Переночевав на кладбище, с раннего утра взяли лопаты и пошли к берегу Днепра, где военные определили нашу задачу. Требовалось выкопать участок (от сих до сих) противотанкового рва. Он был глубиной, кажется, метров в семь. Были проделаны три или даже четыре ступени, по которым мы перебрасывали лопатами землю снизу вверх. Стояла жара, хотелось пить. Но все работали без устали. Мне почему-то особенно запомнилась колоритная фигура Виктора Авербаха (он был сыном расстрелянного председателя Союза писателей СССР и внуком ближайшего друга Ленина В. Бонч-Бруевича; впоследствии дед усыновил Виктора и дал ему свою фамилию. Профессора-физика Виктора Бонч-Бруевича, наверное, помнят в МГУ). На голову он надел носовой платок с четырьмя узлами на углах. Худой, высокий, в толстых очках на длинном горбатом носу, он выглядел довольно комично. Но работал истово, до изнеможения. На солнце сверкала огненно-рыжая копна волос Горы Возлинского, художника школьной стенгазеты, которую я в свое время редактировал (сейчас он инвалид Великой Отечественной войны, заслуженный художник Российской Федерации, мы с ним продолжаем дружить). Работая лопатой, нескончаемо балагурил чудесный парень, мой одноклассник Володя Черняйкин (впоследствии — заместитель директора известного автомоторного института — НАМИ, ныне покойный)… Я тоже копал, но не все время — отрывался на заседания штаба батальона, организацию питания и тому подобные дела. Так что в каком-то смысле мне было легче, чем другим.

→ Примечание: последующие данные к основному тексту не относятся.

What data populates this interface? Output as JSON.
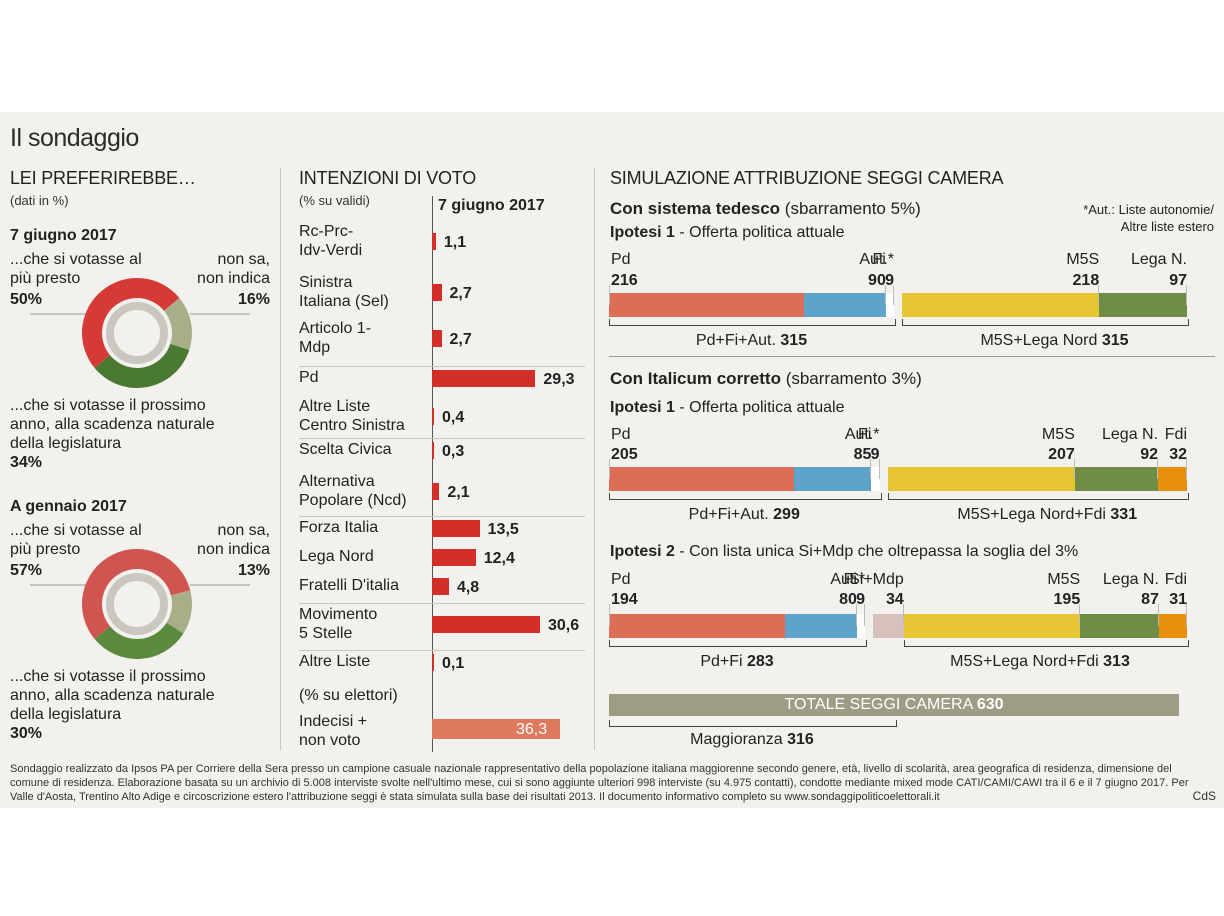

Удалось устроить роту на ночлег в каких-то сараях с сеном. Копали с утра до вечера. Ров обретал нужный профиль. Все бы хорошо, но вдруг несколько немецких самолетов начали бомбить мост через Днепр, примерно в полукилометре от того места, где мы работали. Мы поняли, что и нам несдобровать. Это было ночью, разрывы освещали деревню. Рядом с нами появилась какая-то военная часть, красноармейцы устанавливали зенитные орудия, копали траншеи и окопы. Днем батальон продолжал копать свой ров прежним темпом, уйдя от моста еще на несколько сот метров.